Im Marsch-Rhythmus beginnend, schleicht sich `Armies Of One` halbballadesk langsam und unbarmherzig für immer in die Gehörgänge, während dies `Submerged´ mit seinem Maschinensound sowie irren Rhythmen noch stärker erreicht. Eingebrannt für immer ins Kleinhirn – ohne Gnade. Und `One World` versucht dies ebenfalls ohne Unterlass. `Fragile` wartet ebenso wie das infernale Instrumental `Lament In Rust` sowie ´Blinding Lies´ mit einem thrashigen Rhythmus auf, zu dem Nardi so unglaublich prägnant seinen Signature-Gitarrensound vom Stapel lässt.
`Dead Letters`, ´This Killer In My House´, `Climbing´ und ´Ordinary´ sind einfach glückselig machendes Musikalienfutter von Kenn Nardi, die nicht nur einmal, sondern unentwegt den alten Spirit am Leben halten, wobei `Straining The Frayed´ sowie vor allem das unheimlich einschmeichelnde ´A Little Light´ – einmal im Leben hören und sterben – noch viel glücklicher machen. `Untouchable´ hält wie ´Beside Myself´ zum quirligen Groove noch himmlische Chöre bereit, genauso wie ´Stabbing Sorrow´ vom Groove in die Hysterie verfällt, bis der Orkan losbricht. `Spitting Bitter` kommt lyrisch wie ein typischer Thrash-Song daher, doch der bekannte Sound hebt ihn auf eine höhere Ebene.
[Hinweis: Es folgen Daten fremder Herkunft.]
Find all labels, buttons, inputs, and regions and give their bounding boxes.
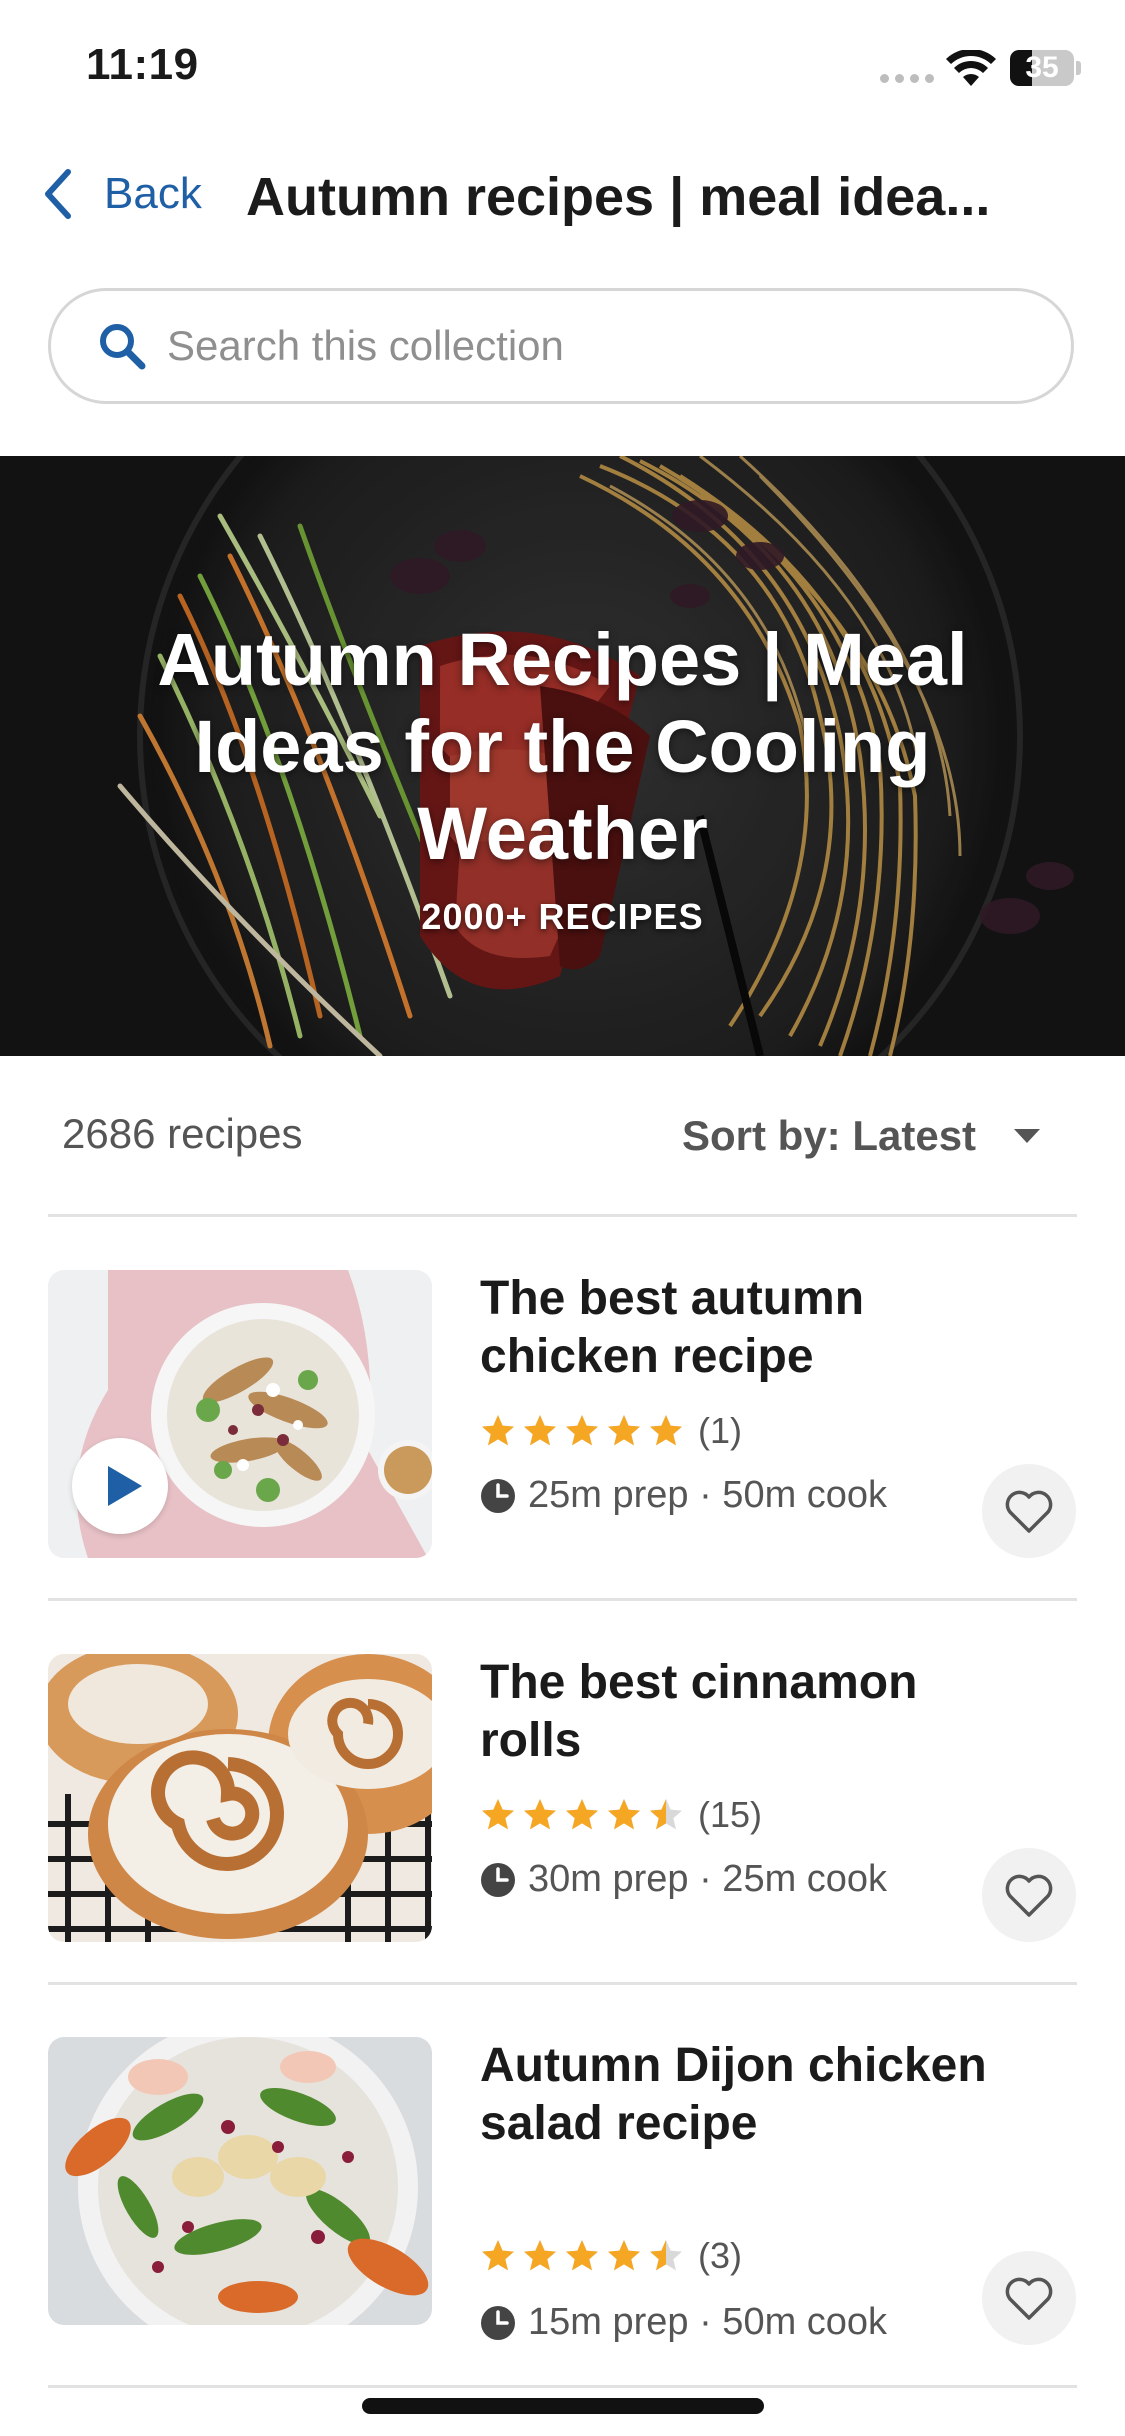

´The Scarlet Letter´ schlängelt sich per Klavieranschlag ebenso wie das göttliche ´Dead Men’s Bones´ in Ekstase. Ferner wollen ungefragt `Await The Setting Sun´, der Titeltrack wie auch ´Blood In The Water´ die garstige Verfolgung bis in den Schlaf aufnehmen, wobei Letzteres dazu nur einen beflügelt schnellen, einfachen Beat benötigt. Das zuerst so unscheinbare ´Creve Coeur (A Place Called Broken Heart)´ versetzt den Hörer fiebrig zuckend in einen wahren Rauschzustand. `The Telling Skies´ lässt die Glocken läuten, schreiend oder flüsternd in den nahen Wahnsinn treibend, während die Ewigkeit bei ´Symbiotic´ nicht mehr fern scheint. Dann wird es Nacht, die Sterne funkeln klar am Himmel, zärtlich fließen ´The Dark And The Light´ und zum Abschluss ´The Runt´ unter großen Emotionen dahin. Gefühle, Empfindungen, Töne – nicht von dieser Welt.
Are we finished now, forgotten how to stay alive?
Will we wait until we’ve lost the will to just survive?
Kenn Nardi hat mit ´Dancing With The Past´ sein White Album erschaffen.